Door het lezen van Genesis zie ik bij de aartsvaders steeds opnieuw dezelfde les: Gods stem verstaan.
Of het nu dag of nacht is, in vreugde of verdriet — wie luistert, wordt geleid.
God zegent de weg waarop Hij je leidt.
Misschien loopt jouw leven niet zoals je had gedacht. Misschien ga je door moeilijke tijden, voel jij je verlaten of hoor je Gods stem niet meer zo duidelijk.

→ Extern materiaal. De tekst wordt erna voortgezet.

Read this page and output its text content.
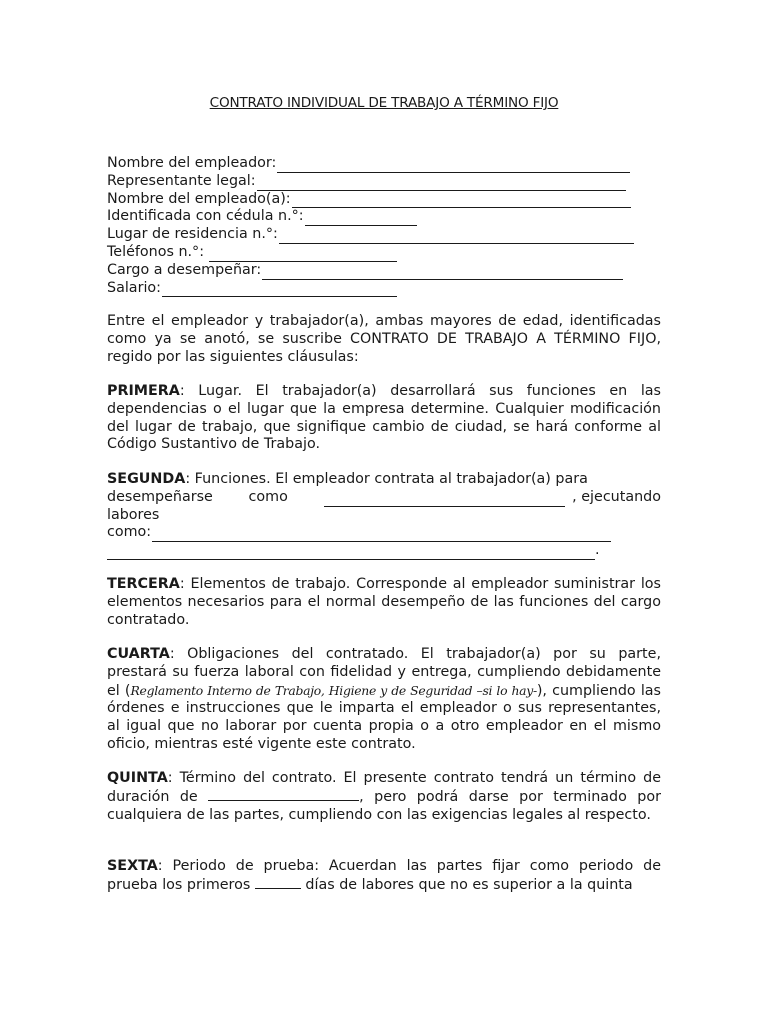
CONTRATO INDIVIDUAL DE TRABAJO A TÉRMINO FIJO
Nombre del empleador:
Representante legal:
Nombre del empleado(a):
Identificada con cédula n.°:
Lugar de residencia n.°:
Teléfonos n.°:
Cargo a desempeñar:
Salario:

Entre el empleador y trabajador(a), ambas mayores de edad, identificadas como ya se anotó, se suscribe CONTRATO DE TRABAJO A TÉRMINO FIJO, regido por las siguientes cláusulas:

PRIMERA: Lugar. El trabajador(a) desarrollará sus funciones en las dependencias o el lugar que la empresa determine. Cualquier modificación del lugar de trabajo, que signifique cambio de ciudad, se hará conforme al Código Sustantivo de Trabajo.

SEGUNDA: Funciones. El empleador contrata al trabajador(a) para

desempeñarse como	, ejecutando
labores
como:
.

TERCERA: Elementos de trabajo. Corresponde al empleador suministrar los elementos necesarios para el normal desempeño de las funciones del cargo contratado.

CUARTA: Obligaciones del contratado. El trabajador(a) por su parte, prestará su fuerza laboral con fidelidad y entrega, cumpliendo debidamente el (Reglamento Interno de Trabajo, Higiene y de Seguridad –si lo hay-), cumpliendo las órdenes e instrucciones que le imparta el empleador o sus representantes, al igual que no laborar por cuenta propia o a otro empleador en el mismo oficio, mientras esté vigente este contrato.

QUINTA: Término del contrato. El presente contrato tendrá un término de duración de	, pero podrá darse por terminado por cualquiera de las partes, cumpliendo con las exigencias legales al respecto.

SEXTA: Periodo de prueba: Acuerdan las partes fijar como periodo de prueba los primeros	días de labores que no es superior a la quinta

Weet dan: de levens van Abraham, Izaäk, Jakob en Jozef waren ook niet eenvoudig. Maar God was bij hen. En Hij bracht Zijn beloften tot vervulling.
✨ Ik wil je bemoedigen: HOU VOL!
Laat je niet afleiden van wat God jou beloofd heeft.
Luister naar Zijn stem.
Hij heeft alles in Zijn hand — en Hij zal je leiden.
Reflectievraag:
Wanneer in jouw leven vroeg God je om te vertrouwen — ook al zag je nog geen uitkomst? En hoe heb jij Zijn leiding toen ervaren?